Dyer’s Latest Memoir “Goosetown: Reconstructing an Akron Neighborhood” Released

December 22, 2009

Joyce Dyer, director of the Lindsay-Crane Center for Writing and Literature and John S. Kenyon Professor of English at Hiram College, has recently had her latest memoir released by the University of Akron Press. “Goosetown: Reconstructing an Akron Neighborhood” (2010) is a prequel to “Gum-Dipped: A Daughter Remembers Rubber Town,” telling the story of the first five years of Dyer’s life growing up in a part of town once marked by ravines, caves, glaciers and stone quarries on every corner. It is a book about a physical location in Akron, Ohio, that has largely disappeared–vanished from the Akron map, as well as from the author’s memory.

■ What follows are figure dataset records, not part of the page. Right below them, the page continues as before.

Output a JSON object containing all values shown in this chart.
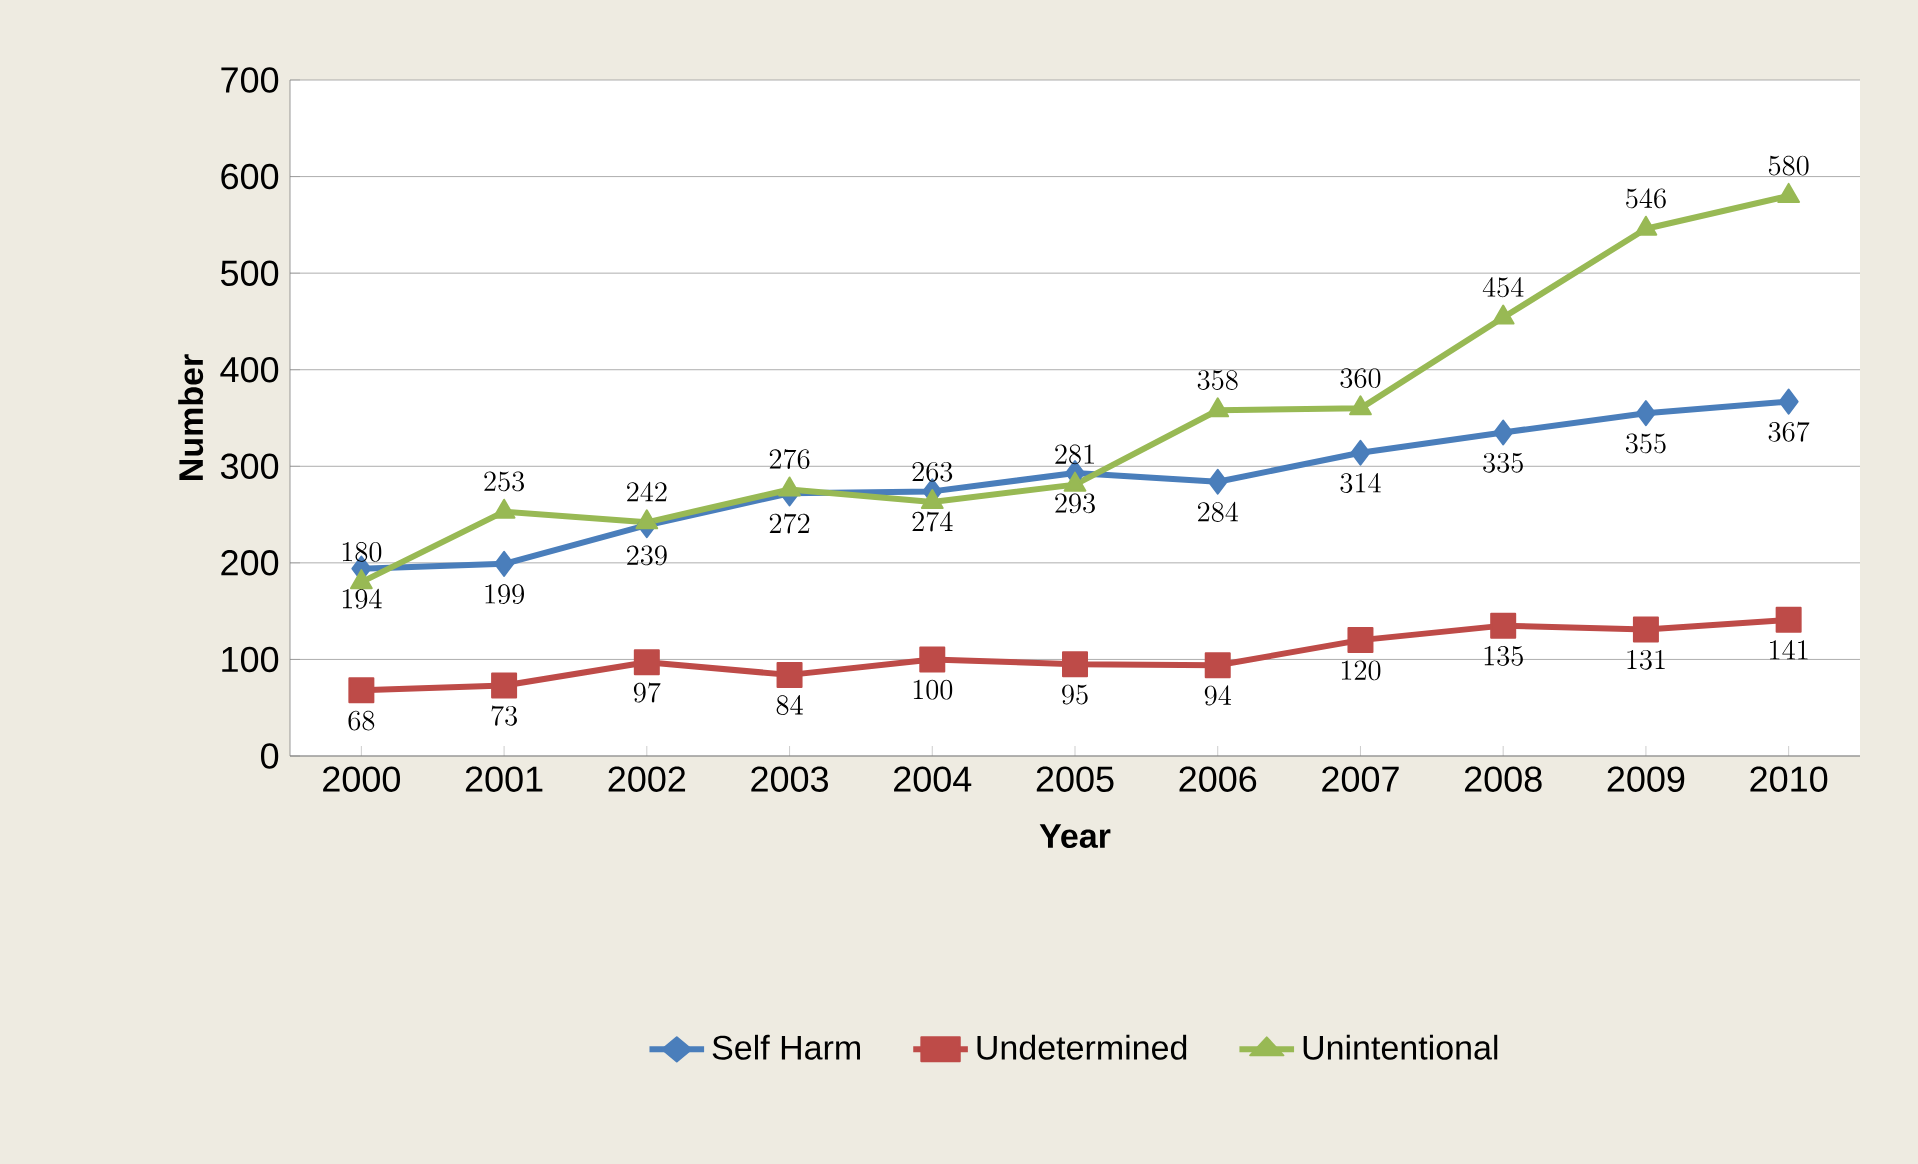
{
  "chart_data": {
    "type": "line",
    "xlabel": "Year",
    "ylabel": "Number",
    "categories": [
      "2000",
      "2001",
      "2002",
      "2003",
      "2004",
      "2005",
      "2006",
      "2007",
      "2008",
      "2009",
      "2010"
    ],
    "series": [
      {
        "name": "Self Harm",
        "color": "#4a7ebb",
        "marker": "diamond",
        "values": [
          194,
          199,
          239,
          272,
          274,
          293,
          284,
          314,
          335,
          355,
          367
        ]
      },
      {
        "name": "Undetermined",
        "color": "#be4b48",
        "marker": "square",
        "values": [
          68,
          73,
          97,
          84,
          100,
          95,
          94,
          120,
          135,
          131,
          141
        ]
      },
      {
        "name": "Unintentional",
        "color": "#98b954",
        "marker": "triangle",
        "values": [
          180,
          253,
          242,
          276,
          263,
          281,
          358,
          360,
          454,
          546,
          580
        ]
      }
    ],
    "ylim": [
      0,
      700
    ],
    "yticks": [
      0,
      100,
      200,
      300,
      400,
      500,
      600,
      700
    ],
    "grid": "y",
    "legend": "bottom",
    "data_labels": true,
    "line_style": "solid"
  }
}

The book is an investigative memoir and grapples with the hard question of how to discover a place and a time that seem impossible to retrieve. Can the past be discovered? Are memories only someone else’s recollections? Can we draw out the shadows deep within the crevices of our brains? Accompanied by her uncle, the self-proclaimed “Mayor of Goosetown,” the odd couple travels to unearth the lost years. Together they search for signs and symbols to jar recollection. Dyer weaves her story from the traces that remain: memories of relatives, public records (criminal, as well as civil), letters and diaries. Facing a present with streets and buildings that have changed with urban progress, can Dyer ever find her real home? Can anyone?

Dyer is the author of three books, “The Awakening: A Novel of Beginnings,” “In a Tangled Wood: An Alzheimer’s Journey” and “Gum-Dipped: A Daughter Remembers Rubber Town,” and the editor of “Bloodroot: Reflections on Place by Appalachian Women Writers.” She has published essays in magazines such as “North American Review,” “cream city review” and “High Plains Literary Review.” Dyer has won numerous awards for her writing, including the 1998 Appalachian Book of the Year Award and the 2009 David B. Saunders Award in Creative Nonfiction. The book, which contains 28 photographs, is available at the Hiram College Bookstore, as well as on Amazon or through BookMasters.